2024-MBS-623

Predicting Antibiotic Resistance in E. coli Using Machine Learning Models

Author: Melika Teimouri

Faculty Supervisor: Pleuni Pennings

Department: Biology

Antibiotic resistance in Escherichia coli (E. coli) poses a significant public health challenge, requiring swift and accurate identification of drug-resistant strains to optimize patient treatment and curb resistance spread. This study aims to predict antibiotic resistance in E. coli through genomic analysis, evaluating machine learning techniques. Leveraging a one-year dataset from a US hospital, genomic data underwent annotation and pan-genome analysis to identify relevant features. Complementary metadata on antibiotic susceptibility and epidemiology were integrated using Python programming. Random Forest (RF) and Extreme Gradient Boosted Tree (XGBT) algorithms were trained to predict resistance, with performance assessed using accuracy, precision, and recall metrics.
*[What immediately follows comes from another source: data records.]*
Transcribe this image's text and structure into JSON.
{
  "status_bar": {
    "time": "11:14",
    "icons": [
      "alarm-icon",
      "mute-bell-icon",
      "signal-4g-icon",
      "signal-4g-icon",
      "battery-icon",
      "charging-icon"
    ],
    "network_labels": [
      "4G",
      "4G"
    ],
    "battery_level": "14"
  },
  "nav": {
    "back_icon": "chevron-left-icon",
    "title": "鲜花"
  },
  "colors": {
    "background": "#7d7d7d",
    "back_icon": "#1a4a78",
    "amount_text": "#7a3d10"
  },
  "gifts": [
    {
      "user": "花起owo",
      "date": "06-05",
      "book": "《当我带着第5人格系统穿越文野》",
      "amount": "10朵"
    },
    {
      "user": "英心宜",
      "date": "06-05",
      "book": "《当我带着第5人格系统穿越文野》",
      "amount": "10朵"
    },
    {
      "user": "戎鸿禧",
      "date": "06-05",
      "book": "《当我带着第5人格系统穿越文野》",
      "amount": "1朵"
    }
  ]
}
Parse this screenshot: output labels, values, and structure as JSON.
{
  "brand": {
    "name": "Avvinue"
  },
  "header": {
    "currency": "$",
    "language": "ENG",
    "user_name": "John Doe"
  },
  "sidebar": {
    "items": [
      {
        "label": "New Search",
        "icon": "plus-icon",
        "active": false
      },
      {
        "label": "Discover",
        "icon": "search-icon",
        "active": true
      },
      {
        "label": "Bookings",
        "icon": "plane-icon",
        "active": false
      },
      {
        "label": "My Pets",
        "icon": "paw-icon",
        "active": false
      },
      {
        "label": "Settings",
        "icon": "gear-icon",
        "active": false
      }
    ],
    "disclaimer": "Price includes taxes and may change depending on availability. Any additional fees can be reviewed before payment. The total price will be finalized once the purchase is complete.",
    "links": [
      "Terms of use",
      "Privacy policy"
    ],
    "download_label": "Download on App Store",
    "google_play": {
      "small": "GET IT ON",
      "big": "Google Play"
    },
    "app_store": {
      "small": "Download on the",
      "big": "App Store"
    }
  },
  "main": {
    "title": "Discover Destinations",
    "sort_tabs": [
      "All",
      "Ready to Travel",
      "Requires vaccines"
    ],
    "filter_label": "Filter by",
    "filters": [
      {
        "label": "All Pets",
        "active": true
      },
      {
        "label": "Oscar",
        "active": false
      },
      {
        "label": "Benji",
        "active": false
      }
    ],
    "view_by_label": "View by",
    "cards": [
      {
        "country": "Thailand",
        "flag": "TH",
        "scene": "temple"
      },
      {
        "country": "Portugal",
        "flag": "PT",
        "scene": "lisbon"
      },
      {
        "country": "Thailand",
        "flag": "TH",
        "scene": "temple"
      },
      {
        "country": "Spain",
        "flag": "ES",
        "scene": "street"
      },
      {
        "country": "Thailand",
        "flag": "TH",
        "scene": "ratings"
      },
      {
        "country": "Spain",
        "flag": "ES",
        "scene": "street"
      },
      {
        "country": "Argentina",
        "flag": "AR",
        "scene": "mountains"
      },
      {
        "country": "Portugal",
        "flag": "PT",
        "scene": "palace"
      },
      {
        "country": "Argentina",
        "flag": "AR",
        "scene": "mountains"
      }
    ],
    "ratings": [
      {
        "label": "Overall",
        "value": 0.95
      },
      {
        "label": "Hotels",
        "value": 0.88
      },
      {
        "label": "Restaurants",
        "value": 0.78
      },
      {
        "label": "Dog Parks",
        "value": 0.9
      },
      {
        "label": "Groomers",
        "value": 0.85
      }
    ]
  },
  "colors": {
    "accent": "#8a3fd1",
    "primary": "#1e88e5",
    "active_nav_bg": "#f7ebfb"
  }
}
Both models showed strong performance, with XGBT slightly outperforming RF across antibiotics. Results focused on Penicillin (Ampicillin), Tetracycline, and Fluoroquinolones (Ciprofloxacin). Identifying key features influencing resistance informs medical decision-making, highlighting machine learning's potential in predicting E. coli antibiotic resistance accurately. Future work includes expanding scope, optimizing accuracy, exploring deep neural networks, and experimenting with other machine learning models, with implications for patient care and resistance mitigation.